Oui, car en affirmant que Jésus doit être notre point de départ (les évangiles et non les épîtres de Paul) et notre point de référence (la venue du royaume en sa personne et non l’ordre de la création) nous voyons que Jésus n’a fait aucune distinction (qui soit en dehors des conventions de son époque) entre les hommes et les femmes. Tous et toutes sont appelés à faire partie de ce peuple nouveau et à annoncer la bonne nouvelle du royaume de Dieu. À chaque étape de la vie et du ministère de Jésus des femmes ont pris la parole pour rendre témoignage à sa vie et à son œuvre.

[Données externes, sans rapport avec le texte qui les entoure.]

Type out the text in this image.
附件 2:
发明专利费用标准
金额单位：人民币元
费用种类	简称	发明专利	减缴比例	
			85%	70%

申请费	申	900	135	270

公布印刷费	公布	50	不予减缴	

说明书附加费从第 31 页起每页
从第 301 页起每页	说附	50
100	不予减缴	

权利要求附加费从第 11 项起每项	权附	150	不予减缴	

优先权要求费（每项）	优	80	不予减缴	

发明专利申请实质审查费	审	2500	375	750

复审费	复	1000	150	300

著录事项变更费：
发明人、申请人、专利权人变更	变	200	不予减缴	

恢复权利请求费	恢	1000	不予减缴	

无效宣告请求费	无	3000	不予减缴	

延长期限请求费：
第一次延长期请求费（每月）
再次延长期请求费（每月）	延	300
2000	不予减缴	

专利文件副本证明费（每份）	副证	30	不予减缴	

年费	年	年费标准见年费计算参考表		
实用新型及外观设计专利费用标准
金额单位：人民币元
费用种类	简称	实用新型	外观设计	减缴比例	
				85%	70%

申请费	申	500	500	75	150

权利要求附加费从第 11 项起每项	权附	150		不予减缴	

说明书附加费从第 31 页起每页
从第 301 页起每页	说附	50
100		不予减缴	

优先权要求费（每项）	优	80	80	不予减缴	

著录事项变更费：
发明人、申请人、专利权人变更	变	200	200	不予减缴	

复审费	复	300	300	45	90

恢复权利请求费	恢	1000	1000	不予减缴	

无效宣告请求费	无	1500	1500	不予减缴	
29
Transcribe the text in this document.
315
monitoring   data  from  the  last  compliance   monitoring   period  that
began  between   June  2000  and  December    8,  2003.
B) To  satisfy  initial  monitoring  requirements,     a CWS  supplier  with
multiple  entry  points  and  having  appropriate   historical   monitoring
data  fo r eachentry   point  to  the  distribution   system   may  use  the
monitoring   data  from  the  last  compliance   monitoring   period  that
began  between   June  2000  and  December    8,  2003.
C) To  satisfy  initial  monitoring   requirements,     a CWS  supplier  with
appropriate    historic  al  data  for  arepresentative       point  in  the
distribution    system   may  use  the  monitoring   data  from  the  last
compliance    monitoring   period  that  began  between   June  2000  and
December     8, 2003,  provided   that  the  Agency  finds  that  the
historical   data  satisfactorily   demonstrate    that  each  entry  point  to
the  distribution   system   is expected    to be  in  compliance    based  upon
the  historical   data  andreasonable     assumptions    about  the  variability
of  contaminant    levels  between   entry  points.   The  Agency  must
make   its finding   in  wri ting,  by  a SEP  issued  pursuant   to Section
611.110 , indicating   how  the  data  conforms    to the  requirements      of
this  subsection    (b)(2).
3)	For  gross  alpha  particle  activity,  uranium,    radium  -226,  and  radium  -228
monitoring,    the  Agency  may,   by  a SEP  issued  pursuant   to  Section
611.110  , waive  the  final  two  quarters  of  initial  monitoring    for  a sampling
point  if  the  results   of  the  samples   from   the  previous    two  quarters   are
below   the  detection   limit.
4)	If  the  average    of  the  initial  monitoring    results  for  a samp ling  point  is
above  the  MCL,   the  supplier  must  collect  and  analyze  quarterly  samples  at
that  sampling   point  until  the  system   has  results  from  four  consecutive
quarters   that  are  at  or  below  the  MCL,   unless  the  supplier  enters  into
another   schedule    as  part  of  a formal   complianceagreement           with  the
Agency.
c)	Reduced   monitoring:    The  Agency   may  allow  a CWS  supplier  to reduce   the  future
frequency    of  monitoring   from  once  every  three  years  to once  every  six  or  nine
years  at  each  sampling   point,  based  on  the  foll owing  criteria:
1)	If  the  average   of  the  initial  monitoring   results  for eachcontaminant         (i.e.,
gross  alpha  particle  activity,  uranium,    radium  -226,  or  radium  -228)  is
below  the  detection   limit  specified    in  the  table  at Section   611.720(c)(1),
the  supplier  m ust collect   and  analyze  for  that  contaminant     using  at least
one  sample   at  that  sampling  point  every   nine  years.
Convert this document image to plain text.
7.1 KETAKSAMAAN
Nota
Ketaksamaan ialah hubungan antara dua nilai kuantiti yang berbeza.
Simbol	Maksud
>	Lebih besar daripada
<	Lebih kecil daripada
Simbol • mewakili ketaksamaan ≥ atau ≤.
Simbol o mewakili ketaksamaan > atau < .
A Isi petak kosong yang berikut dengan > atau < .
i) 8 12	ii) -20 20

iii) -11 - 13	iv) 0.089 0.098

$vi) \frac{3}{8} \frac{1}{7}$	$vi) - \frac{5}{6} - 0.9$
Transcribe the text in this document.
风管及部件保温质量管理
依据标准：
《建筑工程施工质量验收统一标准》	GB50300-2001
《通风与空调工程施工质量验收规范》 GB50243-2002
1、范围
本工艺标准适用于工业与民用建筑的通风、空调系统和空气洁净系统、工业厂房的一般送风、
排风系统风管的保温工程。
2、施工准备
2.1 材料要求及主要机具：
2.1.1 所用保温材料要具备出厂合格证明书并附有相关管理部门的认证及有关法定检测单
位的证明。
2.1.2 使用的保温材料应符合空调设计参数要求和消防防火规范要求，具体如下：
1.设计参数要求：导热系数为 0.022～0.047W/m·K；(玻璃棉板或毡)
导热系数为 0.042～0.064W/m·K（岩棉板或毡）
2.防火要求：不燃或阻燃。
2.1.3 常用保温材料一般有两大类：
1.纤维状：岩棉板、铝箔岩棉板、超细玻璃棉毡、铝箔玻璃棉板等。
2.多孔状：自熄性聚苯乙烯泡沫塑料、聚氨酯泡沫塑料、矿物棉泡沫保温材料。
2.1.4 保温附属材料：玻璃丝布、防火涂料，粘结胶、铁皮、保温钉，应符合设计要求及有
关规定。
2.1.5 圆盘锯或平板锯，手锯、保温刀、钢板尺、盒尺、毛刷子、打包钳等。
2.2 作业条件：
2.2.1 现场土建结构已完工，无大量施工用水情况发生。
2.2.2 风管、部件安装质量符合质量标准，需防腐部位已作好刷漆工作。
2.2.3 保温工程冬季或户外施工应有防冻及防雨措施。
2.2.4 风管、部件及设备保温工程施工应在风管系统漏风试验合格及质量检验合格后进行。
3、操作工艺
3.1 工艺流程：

Non, car demeure un point de contention : la portée du fait que les douze apôtres étaient des hommes. Les complémentariens retiendront cet aspect, même si nous avons vu précédemment que la charge de la preuve a) que la masculinité des apôtres a un sens particulier, et que b) ce sens a des conséquences au-delà des seuls apôtres, leur revient. Vaste chantier…
Patrice A.
Notes :
(1) L’utilisation du terme apôtre semble être plus large chez Paul. À côté de l’apostolat unique des douze avec à leur tête Pierre, il y a les autres apôtres (1 Corinthiens 15:3-7) auxquels Christ est aussi apparu. Au-delà de ce deuxième cercle d’apôtres d’autres, hommes ou femmes, peuvent porter ce titre. Ce sont des envoyés d’Églises, (2 Corinthiens 8:23 et Philippiens 2:25) des collaborateurs de Paul ou des prédicateurs itinérants.